Random walks associated with non-divergence from elliptic equations (Q1582129)

Consider a nondivergence form elliptic operator \(L =\sum_{i,j=1}^d a_{ij}(x) \partial_i \partial_j\), where \(d \geq 2\), \(\partial_i= \partial / \partial x_i\), and the symmetric matrix \(A(x) = ( a_{ij}(x))\) satisfies the condition \[ \lambda I \leq A(x) \leq \Lambda I, \qquad x \in {\mathbb R}^d, \tag \(*\) \] for some constants \(\lambda, \Lambda\) with \(0< \lambda < \Lambda < \infty\). Motivated by the estimation problem of the solution to parabolic equation with \(L\) naturally arising in finance, the authors introduce a new technique to study the \(L\)-diffusion \(X_L(t)\). The basis of the technique consists in estimation of the escape probability of \(X_L(t)\) from \((d-1)\)-dimensional manifolds, and also in comparison of the behaviors of random walks induced by the diffusion to that of random walks induced by Brownian motion.

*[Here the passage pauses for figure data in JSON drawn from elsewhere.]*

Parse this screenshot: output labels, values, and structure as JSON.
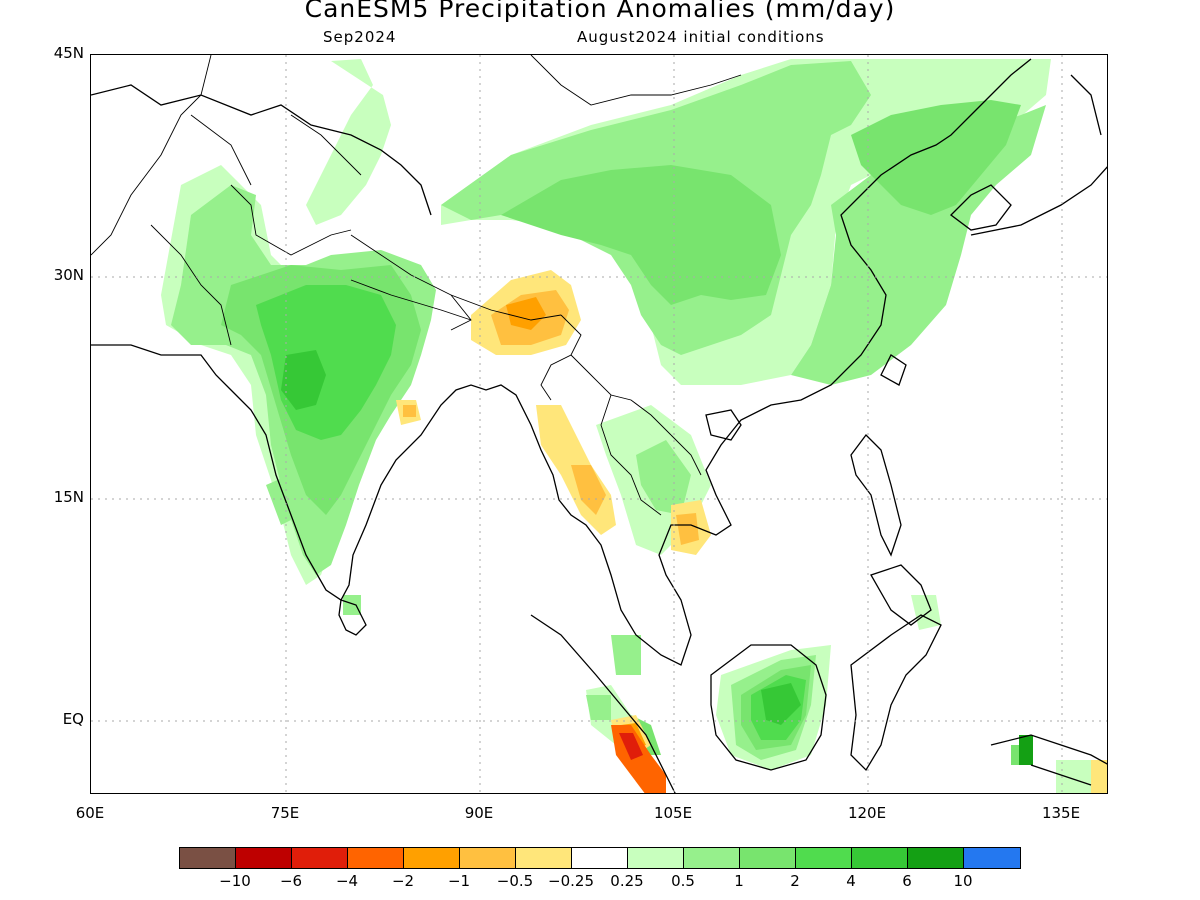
{
  "title": "CanESM5 Precipitation Anomalies (mm/day)",
  "subtitle_left": "Sep2024",
  "subtitle_right": "August2024 initial conditions",
  "lat_labels": [
    "45N",
    "30N",
    "15N",
    "EQ"
  ],
  "lon_labels": [
    "60E",
    "75E",
    "90E",
    "105E",
    "120E",
    "135E"
  ],
  "legend": {
    "colors": [
      "#7a5044",
      "#be0000",
      "#e01e0a",
      "#ff6400",
      "#ffa000",
      "#ffc040",
      "#ffe67a",
      "#ffffff",
      "#c8ffbe",
      "#96f08c",
      "#78e46e",
      "#50dc4e",
      "#36c836",
      "#14a014",
      "#2478f0"
    ],
    "ticks": [
      "−10",
      "−6",
      "−4",
      "−2",
      "−1",
      "−0.5",
      "−0.25",
      "0.25",
      "0.5",
      "1",
      "2",
      "4",
      "6",
      "10"
    ]
  }
}
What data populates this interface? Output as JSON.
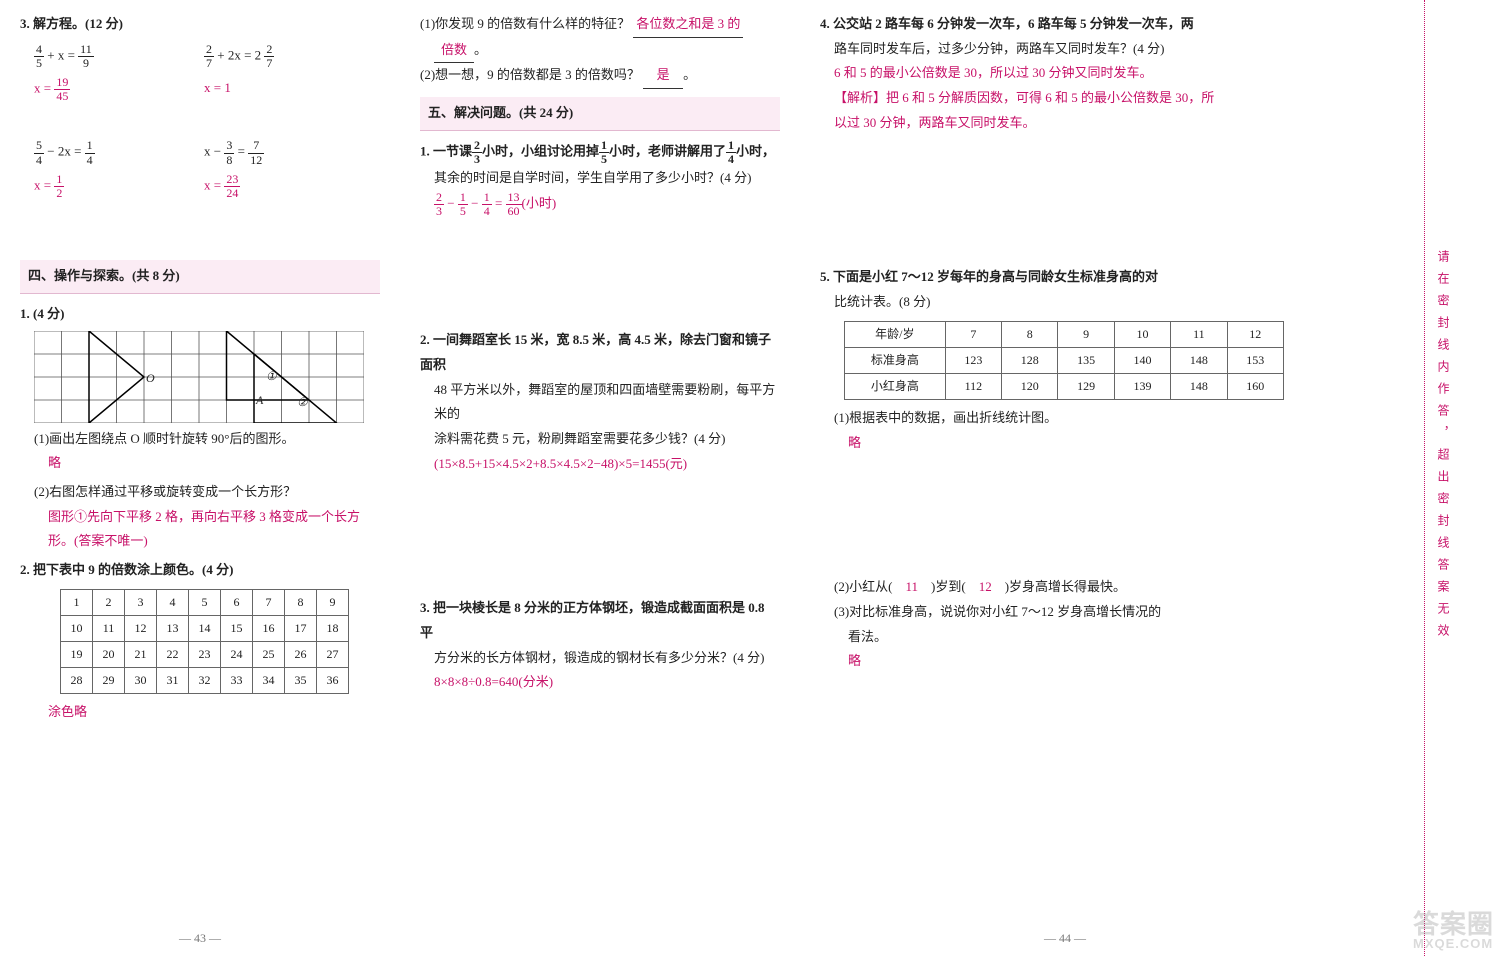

Moreover, another peculiar feature of this paper is that the comparison is implemented in terms of only \(\lambda\), \(\Lambda\) in \((*)\), implying that it is free from dependence on the degree of oscillation of \(A(x)\). In other words, the authors study the diffusion \(X_L(t)\) by using only the knowledge that the local variance of the process is bounded above and below. More precisely, let \(\chi_{U(r)}\) be the characteristic function of \(r\)-neighborhood \(U(r)\) of a \((d-1)\)-dimensional \(C^{1,\alpha}\)-manifold with radius \(r < R\), and \(w_r(x)\) be the solution of the Dirichlet problem \(-Lw= \chi_{U(r)}\) for \(|x |< R\) and \(w = 0\) on \(|x |= R\). Then \(w_r(x)\) is the expected time that the diffusion process \(X_L(t)\) started at \(x\) spends in \(U(r)\) before exiting the disc \(|x |\leq R\). The first theorem says that there is a constant \(C\) depending only on \(d\) and the uniform ellipticity constants \(\lambda, \Lambda\) of \((*)\) such that \[ \|w \|_{\infty}\leq C R r.\tag \(**\) \] It is interesting to note that \((**)\) is much better than the estimate \[ \|w \|_{\infty}\leq C R^{2-1/d} r^{1/d} \tag \(***\) \] given by the Alexandroff-Bakelman-Pucci inequality [cf. \textit{D. Gilbarg} and \textit{N. S. Trudinger}, ``Elliptic partial differential equations of second order'' (1983; Zbl 0562.35001)], and also that for the case of Lipschitz manifolds \((***)\) remains valid while \((**)\) fails to hold.